Charter debate: lessons from Northern Ireland

Brice Dickson was a key speaker at the Seminar in Cork on Saturday. His presentation looked at three things: lessons to be learned from the Bill of Rights debate in Northern Ireland; what quality of relationship might exist between a future charter and a future Bill of Rights; and some concluding thoughts on the challenges it might throw up.

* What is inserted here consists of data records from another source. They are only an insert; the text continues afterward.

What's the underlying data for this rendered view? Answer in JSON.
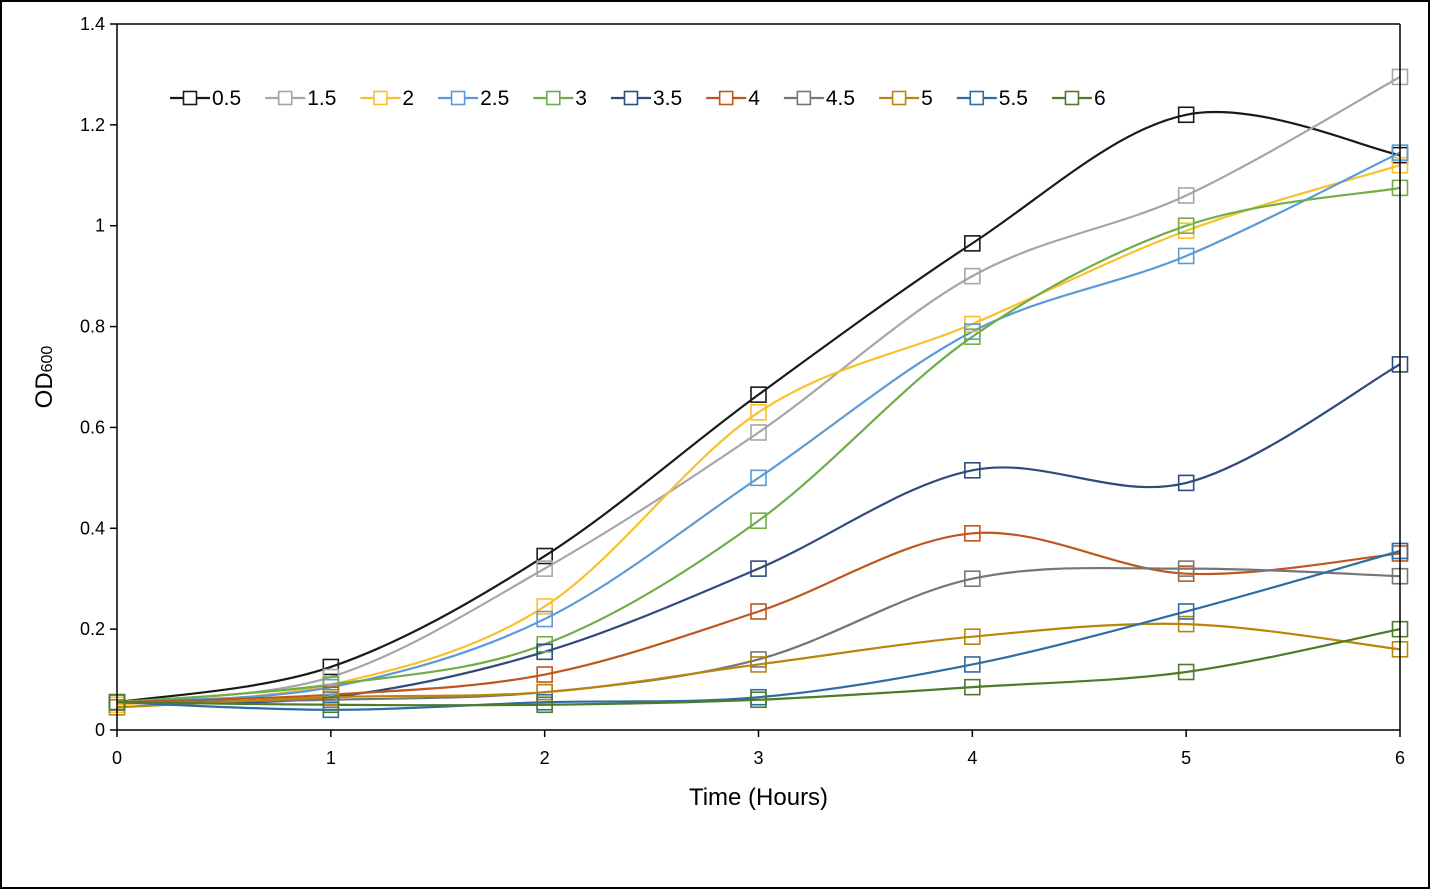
{
  "chart_data": {
    "type": "line",
    "title": "",
    "xlabel": "Time (Hours)",
    "ylabel_main": "OD",
    "ylabel_sub": "600",
    "x": [
      0,
      1,
      2,
      3,
      4,
      5,
      6
    ],
    "xlim": [
      0,
      6
    ],
    "ylim": [
      0,
      1.4
    ],
    "xticks": [
      "0",
      "1",
      "2",
      "3",
      "4",
      "5",
      "6"
    ],
    "yticks": [
      "0",
      "0.2",
      "0.4",
      "0.6",
      "0.8",
      "1",
      "1.2",
      "1.4"
    ],
    "ytick_values": [
      0,
      0.2,
      0.4,
      0.6,
      0.8,
      1.0,
      1.2,
      1.4
    ],
    "grid": false,
    "legend_position": "top-left",
    "marker": "open-square",
    "smooth": true,
    "series": [
      {
        "name": "0.5",
        "color": "#1a1a1a",
        "values": [
          0.055,
          0.125,
          0.345,
          0.665,
          0.965,
          1.22,
          1.14
        ]
      },
      {
        "name": "1.5",
        "color": "#a6a6a6",
        "values": [
          0.055,
          0.105,
          0.32,
          0.59,
          0.9,
          1.06,
          1.295
        ]
      },
      {
        "name": "2",
        "color": "#fbc02d",
        "values": [
          0.05,
          0.09,
          0.245,
          0.63,
          0.805,
          0.99,
          1.12
        ]
      },
      {
        "name": "2.5",
        "color": "#5b9bd5",
        "values": [
          0.055,
          0.085,
          0.22,
          0.5,
          0.79,
          0.94,
          1.145
        ]
      },
      {
        "name": "3",
        "color": "#70ad47",
        "values": [
          0.055,
          0.09,
          0.17,
          0.415,
          0.78,
          1.0,
          1.075
        ]
      },
      {
        "name": "3.5",
        "color": "#2f4b7c",
        "values": [
          0.055,
          0.065,
          0.155,
          0.32,
          0.515,
          0.49,
          0.725
        ]
      },
      {
        "name": "4",
        "color": "#c0561d",
        "values": [
          0.055,
          0.07,
          0.11,
          0.235,
          0.39,
          0.31,
          0.35
        ]
      },
      {
        "name": "4.5",
        "color": "#767676",
        "values": [
          0.055,
          0.06,
          0.075,
          0.14,
          0.3,
          0.32,
          0.305
        ]
      },
      {
        "name": "5",
        "color": "#b8860b",
        "values": [
          0.045,
          0.065,
          0.075,
          0.13,
          0.185,
          0.21,
          0.16
        ]
      },
      {
        "name": "5.5",
        "color": "#2e6da4",
        "values": [
          0.055,
          0.04,
          0.055,
          0.065,
          0.13,
          0.235,
          0.355
        ]
      },
      {
        "name": "6",
        "color": "#4f7a2a",
        "values": [
          0.055,
          0.05,
          0.05,
          0.06,
          0.085,
          0.115,
          0.2
        ]
      }
    ]
  }
}
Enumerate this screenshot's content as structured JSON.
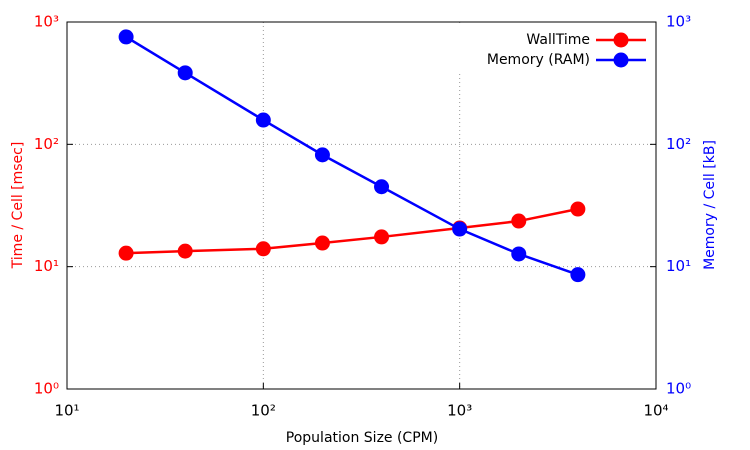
{
  "chart_data": {
    "type": "line",
    "x_label": "Population Size (CPM)",
    "y_label": "Time / Cell [msec]",
    "y2_label": "Memory / Cell [kB]",
    "x": [
      20,
      40,
      100,
      200,
      400,
      1000,
      2000,
      4000
    ],
    "series": [
      {
        "name": "WallTime",
        "color": "#ff0000",
        "axis": "y",
        "values": [
          12.9,
          13.4,
          14.0,
          15.6,
          17.5,
          20.7,
          23.6,
          29.6
        ]
      },
      {
        "name": "Memory (RAM)",
        "color": "#0000ff",
        "axis": "y2",
        "values": [
          755,
          384,
          158,
          82,
          45,
          20.3,
          12.7,
          8.6
        ]
      }
    ],
    "log_x": true,
    "log_y": true,
    "xlim": [
      10,
      10000
    ],
    "xticks": [
      {
        "value": 10,
        "label": "10¹"
      },
      {
        "value": 100,
        "label": "10²"
      },
      {
        "value": 1000,
        "label": "10³"
      },
      {
        "value": 10000,
        "label": "10⁴"
      }
    ],
    "ylim": [
      1,
      1000
    ],
    "yticks": [
      {
        "value": 1,
        "label": "10⁰"
      },
      {
        "value": 10,
        "label": "10¹"
      },
      {
        "value": 100,
        "label": "10²"
      },
      {
        "value": 1000,
        "label": "10³"
      }
    ],
    "y2lim": [
      1,
      1000
    ],
    "y2ticks": [
      {
        "value": 1,
        "label": "10⁰"
      },
      {
        "value": 10,
        "label": "10¹"
      },
      {
        "value": 100,
        "label": "10²"
      },
      {
        "value": 1000,
        "label": "10³"
      }
    ],
    "grid": true,
    "legend": "upper right"
  }
}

He was speaking in a purely personal capacity, and no way reflects the official thinking of the Human Rights Commission.

Note: A summary of day will follow.

By Brice Dickson

Saturday was a good day to hold such an event on the Charter, it being the fourth anniversary of the commencement of the Human Rights Act in the UK.

I want to focus on two things: (a) the lessons that could be learned for the Charter of Rights process from the Bill of Rights project in Northern Ireland and (b) the potential relationship between the Charter of Rights and the Bill of Rights.

Lessons that could be learned

Do not underestimate the range of interested organisations and individuals who will have views on what should be contained in the Charter of Rights; handling such vies will be a big logistical task;

When the consultation gets going in earnest there will be orchestrated campaigns by particular factions, e.g. on the right to life (the anti-abortion lobby), the right to citizenship, the rights of children, etc.

The politicians and the two governments will be political about the Charter: they will do and say what is politically expedient rather than what is right from a “rights” point of view.